Gold mining in Nigeria is predominantly done clandestinely, with little to no economic benefit. The industry’s legal role, under such measures, would be formally established and aligned with the 2019 central bank gold purchase program.

President Bola Tinubu has been working to modernize Nigeria’s mining sector since assuming office in May 2023. He has specifically targeted investors in the low-grade lithium deposits located in the country’s central region. Nigeria is estimated to have roughly 21 tons of gold reserves.

Nigeria’s foreign exchange earnings are primarily derived from the oil and gas industry; however, production has been hindered by vandalism, theft, and declining investments in the sector.

Nigeria is not the only country seeking to take control of its gold reserves and repatriate them. Numerous nations have voiced concerns regarding the use of dollar and gold reserves by Western nations as a tool for foreign policy. In 2023, a survey by the World Gold Council revealed that a “significant portion” of central banks expressed worries about potential sanctions following the blocking of nearly half of Russia’s $650 billion in gold and foreign exchange reserves by the U.S. and other Western nations after its incursion into Ukraine.

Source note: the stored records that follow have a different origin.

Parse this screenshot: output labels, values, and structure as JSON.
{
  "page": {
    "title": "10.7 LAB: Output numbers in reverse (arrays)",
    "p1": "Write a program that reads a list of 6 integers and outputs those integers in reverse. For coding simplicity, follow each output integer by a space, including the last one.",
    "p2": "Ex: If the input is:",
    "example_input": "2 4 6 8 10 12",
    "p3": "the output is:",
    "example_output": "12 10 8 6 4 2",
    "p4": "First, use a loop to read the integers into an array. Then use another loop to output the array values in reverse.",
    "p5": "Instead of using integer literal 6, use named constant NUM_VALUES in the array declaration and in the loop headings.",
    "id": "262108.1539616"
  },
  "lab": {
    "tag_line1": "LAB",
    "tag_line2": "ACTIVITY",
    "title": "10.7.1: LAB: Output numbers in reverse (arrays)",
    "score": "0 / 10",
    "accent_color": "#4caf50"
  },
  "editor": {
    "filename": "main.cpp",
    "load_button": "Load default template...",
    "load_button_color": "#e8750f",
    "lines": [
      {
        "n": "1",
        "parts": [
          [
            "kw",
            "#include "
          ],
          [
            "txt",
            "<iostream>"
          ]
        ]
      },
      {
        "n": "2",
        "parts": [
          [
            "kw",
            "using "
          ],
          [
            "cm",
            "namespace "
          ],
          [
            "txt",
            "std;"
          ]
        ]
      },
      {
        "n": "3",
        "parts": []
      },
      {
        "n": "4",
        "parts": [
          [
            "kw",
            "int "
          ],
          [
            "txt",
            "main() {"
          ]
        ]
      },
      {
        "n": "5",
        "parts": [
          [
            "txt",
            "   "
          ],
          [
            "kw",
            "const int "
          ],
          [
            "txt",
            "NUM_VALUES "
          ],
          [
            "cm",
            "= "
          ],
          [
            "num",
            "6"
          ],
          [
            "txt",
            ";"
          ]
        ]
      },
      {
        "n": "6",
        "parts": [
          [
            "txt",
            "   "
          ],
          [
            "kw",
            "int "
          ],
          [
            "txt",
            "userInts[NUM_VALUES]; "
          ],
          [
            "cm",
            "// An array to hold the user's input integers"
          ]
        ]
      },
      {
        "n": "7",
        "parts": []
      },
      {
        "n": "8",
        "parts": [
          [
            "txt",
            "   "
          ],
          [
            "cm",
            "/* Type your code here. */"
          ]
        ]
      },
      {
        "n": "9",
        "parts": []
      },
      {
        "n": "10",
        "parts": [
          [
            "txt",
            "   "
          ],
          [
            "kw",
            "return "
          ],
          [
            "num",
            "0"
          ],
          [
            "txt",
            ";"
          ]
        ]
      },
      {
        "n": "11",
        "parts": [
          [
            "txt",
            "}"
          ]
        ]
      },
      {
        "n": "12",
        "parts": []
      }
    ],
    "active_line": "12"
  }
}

Sixty-eight percent of the banks surveyed by the WGC stated they intended to maintain their gold reserves domestically.

Gold Gains Driven by Interest Rate Cuts

Investors continue to believe that the Fed will lower rates at its meeting next week, which supports the yellow metal. However, markets remain uncertain about the extent of the possible rate cut. Expectations shifted toward a smaller, 25 basis points reduction after strong inflation data earlier this week, but with the release of soft labor market data on Thursday, particularly jobless claims, bets on a 50-basis point reduction were once again active.

According to CME FedWatch, traders are pricing in a 58 percent chance of a 25-bps cut and a 42 percent chance of a 50-bps cut. Nonetheless, experts still believe that the Fed will initiate an easing cycle at its meeting next week and that by year’s end, rates will have been lowered by at least 100 basis points.

There are two more Fed meetings scheduled for the year after September. Since lower rates reduce the opportunity cost of investing in non-yielding assets, such cuts are positive for gold and other precious metals.